- Born: 12 August 1951 (age 74) Split, Croatia, Yugoslavia
- Occupation: Teaching

= Acija Alfirević =

Croatian academic (born 1951)

Acija Alfirević (born 12 August 1951) is a Croatian theatre scholar. He has more than 200 published works and has held professorships in multiple countries around the world. Her published works include a book about Harold Pinter and one on Australian drama.

== Biography ==
Acija Alfirević was born in Split, Croatia on 12 August 1951. She studied languages, literature and philosophy at University of Zadar then at University of Zagreb, graduating in 1976. Alfirević then attended Richmond upon Thames College and South Thames Colleges Group to study English, followed by East European Studies at University of London. In 1982-5 Alfirević was granted a Fulbright Program scholarship by the State University of New York as a researcher professor in the Department of Slavic Languages and Literatures. She returned to Zagreb to study for a Master's degree in Australian theatre in 1996, before finally receiving her PhD in 2017 with her thesis on Harold Pinter.

Alfirević worked as a professor during her studies, with placements in London, New York, Zagreb, Melbourne, Budapest, Berlin and Kraków. She has more than 200 published works, including her translations of other Croatian works.

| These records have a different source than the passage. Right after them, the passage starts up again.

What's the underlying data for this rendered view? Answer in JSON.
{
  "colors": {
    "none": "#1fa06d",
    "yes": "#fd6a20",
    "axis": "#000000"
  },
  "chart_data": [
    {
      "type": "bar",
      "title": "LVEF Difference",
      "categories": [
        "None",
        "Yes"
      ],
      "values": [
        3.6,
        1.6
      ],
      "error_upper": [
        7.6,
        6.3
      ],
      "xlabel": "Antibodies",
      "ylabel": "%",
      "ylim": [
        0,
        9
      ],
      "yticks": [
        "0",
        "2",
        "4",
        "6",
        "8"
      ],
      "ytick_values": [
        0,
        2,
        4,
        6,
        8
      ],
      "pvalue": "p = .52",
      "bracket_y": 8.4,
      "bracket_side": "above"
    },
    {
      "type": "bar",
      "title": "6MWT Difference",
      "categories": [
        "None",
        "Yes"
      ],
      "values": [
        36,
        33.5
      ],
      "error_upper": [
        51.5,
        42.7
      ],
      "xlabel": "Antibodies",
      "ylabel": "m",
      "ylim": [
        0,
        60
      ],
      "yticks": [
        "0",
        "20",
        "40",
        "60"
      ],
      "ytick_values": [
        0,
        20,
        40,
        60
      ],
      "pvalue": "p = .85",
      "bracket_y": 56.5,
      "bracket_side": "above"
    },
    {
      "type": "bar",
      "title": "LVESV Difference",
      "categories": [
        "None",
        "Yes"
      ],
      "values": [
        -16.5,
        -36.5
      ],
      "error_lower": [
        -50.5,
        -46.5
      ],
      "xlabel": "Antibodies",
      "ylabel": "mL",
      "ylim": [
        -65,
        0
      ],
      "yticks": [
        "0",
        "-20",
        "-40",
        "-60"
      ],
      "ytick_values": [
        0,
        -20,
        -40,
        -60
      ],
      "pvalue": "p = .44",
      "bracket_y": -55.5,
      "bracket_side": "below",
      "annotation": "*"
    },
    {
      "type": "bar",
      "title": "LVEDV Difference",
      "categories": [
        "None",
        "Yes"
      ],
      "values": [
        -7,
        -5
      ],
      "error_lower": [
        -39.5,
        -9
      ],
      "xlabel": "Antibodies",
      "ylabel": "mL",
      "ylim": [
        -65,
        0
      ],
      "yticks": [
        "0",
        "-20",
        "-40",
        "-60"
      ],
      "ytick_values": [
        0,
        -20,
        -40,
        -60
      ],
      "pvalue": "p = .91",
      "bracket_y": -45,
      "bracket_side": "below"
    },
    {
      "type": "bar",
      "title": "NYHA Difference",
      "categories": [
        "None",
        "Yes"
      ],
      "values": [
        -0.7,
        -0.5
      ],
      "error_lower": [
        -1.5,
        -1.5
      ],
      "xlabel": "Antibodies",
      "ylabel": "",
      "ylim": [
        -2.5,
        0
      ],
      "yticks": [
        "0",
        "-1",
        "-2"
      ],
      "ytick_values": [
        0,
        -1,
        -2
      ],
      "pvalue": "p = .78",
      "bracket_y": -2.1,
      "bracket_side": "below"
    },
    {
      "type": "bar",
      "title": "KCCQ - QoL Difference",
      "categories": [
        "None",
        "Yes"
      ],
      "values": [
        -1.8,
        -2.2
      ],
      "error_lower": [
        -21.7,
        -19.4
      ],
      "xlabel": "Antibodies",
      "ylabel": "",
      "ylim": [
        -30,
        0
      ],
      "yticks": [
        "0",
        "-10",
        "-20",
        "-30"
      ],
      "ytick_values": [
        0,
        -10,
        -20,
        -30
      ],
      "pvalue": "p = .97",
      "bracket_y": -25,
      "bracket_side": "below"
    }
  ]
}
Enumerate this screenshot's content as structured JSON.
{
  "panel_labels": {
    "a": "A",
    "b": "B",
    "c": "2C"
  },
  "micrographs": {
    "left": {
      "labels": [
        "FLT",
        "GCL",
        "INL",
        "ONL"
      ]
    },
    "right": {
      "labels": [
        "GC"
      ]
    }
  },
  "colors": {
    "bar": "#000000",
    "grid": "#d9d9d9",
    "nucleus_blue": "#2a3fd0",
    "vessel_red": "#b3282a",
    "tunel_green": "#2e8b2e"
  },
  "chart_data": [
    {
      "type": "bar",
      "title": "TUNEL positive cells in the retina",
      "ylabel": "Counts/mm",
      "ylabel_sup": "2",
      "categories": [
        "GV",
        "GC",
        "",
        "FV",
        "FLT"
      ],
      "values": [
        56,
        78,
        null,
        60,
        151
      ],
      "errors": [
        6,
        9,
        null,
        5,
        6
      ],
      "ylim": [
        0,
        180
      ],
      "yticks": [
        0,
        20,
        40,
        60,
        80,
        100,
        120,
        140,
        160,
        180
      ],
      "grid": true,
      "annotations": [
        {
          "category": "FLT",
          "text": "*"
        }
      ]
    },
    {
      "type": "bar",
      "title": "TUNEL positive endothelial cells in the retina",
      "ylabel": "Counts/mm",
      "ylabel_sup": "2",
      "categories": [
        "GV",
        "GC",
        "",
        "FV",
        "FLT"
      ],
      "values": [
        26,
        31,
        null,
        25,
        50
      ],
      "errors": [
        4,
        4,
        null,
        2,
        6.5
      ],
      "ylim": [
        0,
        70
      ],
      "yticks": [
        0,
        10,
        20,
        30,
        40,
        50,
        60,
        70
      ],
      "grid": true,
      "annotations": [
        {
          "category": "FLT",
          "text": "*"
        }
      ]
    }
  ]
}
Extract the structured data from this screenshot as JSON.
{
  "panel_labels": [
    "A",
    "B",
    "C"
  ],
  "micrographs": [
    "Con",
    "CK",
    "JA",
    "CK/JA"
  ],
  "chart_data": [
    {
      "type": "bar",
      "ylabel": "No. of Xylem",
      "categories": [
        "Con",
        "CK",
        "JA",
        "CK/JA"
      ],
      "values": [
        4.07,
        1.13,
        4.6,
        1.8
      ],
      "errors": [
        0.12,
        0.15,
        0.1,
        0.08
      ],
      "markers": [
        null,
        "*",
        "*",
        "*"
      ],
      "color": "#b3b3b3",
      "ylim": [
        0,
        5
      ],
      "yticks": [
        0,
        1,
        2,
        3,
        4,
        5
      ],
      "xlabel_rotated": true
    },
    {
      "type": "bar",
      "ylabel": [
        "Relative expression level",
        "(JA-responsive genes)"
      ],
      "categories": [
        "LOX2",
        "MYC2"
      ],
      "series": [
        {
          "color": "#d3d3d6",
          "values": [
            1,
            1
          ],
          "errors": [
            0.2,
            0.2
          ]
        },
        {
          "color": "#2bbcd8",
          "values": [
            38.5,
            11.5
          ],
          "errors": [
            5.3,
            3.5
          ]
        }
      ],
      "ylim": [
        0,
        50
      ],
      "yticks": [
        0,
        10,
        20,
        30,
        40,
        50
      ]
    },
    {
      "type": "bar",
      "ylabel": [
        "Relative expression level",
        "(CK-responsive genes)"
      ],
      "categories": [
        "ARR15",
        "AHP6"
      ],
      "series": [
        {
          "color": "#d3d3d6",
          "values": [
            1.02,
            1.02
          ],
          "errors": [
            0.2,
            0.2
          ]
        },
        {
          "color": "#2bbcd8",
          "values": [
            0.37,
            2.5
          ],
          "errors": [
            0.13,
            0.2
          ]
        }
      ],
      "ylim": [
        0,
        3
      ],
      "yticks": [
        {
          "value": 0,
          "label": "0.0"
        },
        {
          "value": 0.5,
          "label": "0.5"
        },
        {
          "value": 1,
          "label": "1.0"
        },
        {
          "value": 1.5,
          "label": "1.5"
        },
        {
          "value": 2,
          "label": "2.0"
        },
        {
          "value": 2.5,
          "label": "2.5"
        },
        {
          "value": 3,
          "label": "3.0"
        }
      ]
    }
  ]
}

In 2023, Alfirević won the Demetar's Lifetime Achievement award from the Croatian Society of Theatre Critics and Theatre Scholars.

== Works ==
Alfirević's books include "Harold Pinter's Theatre of Cruelty", a book regarded as a homage to Harold Pinter. The Australian New Wave, which focusses on Australian drama between the 1960s and 1990s. Her poetry has been published in multiple anthologies of Croatian Love Poetry.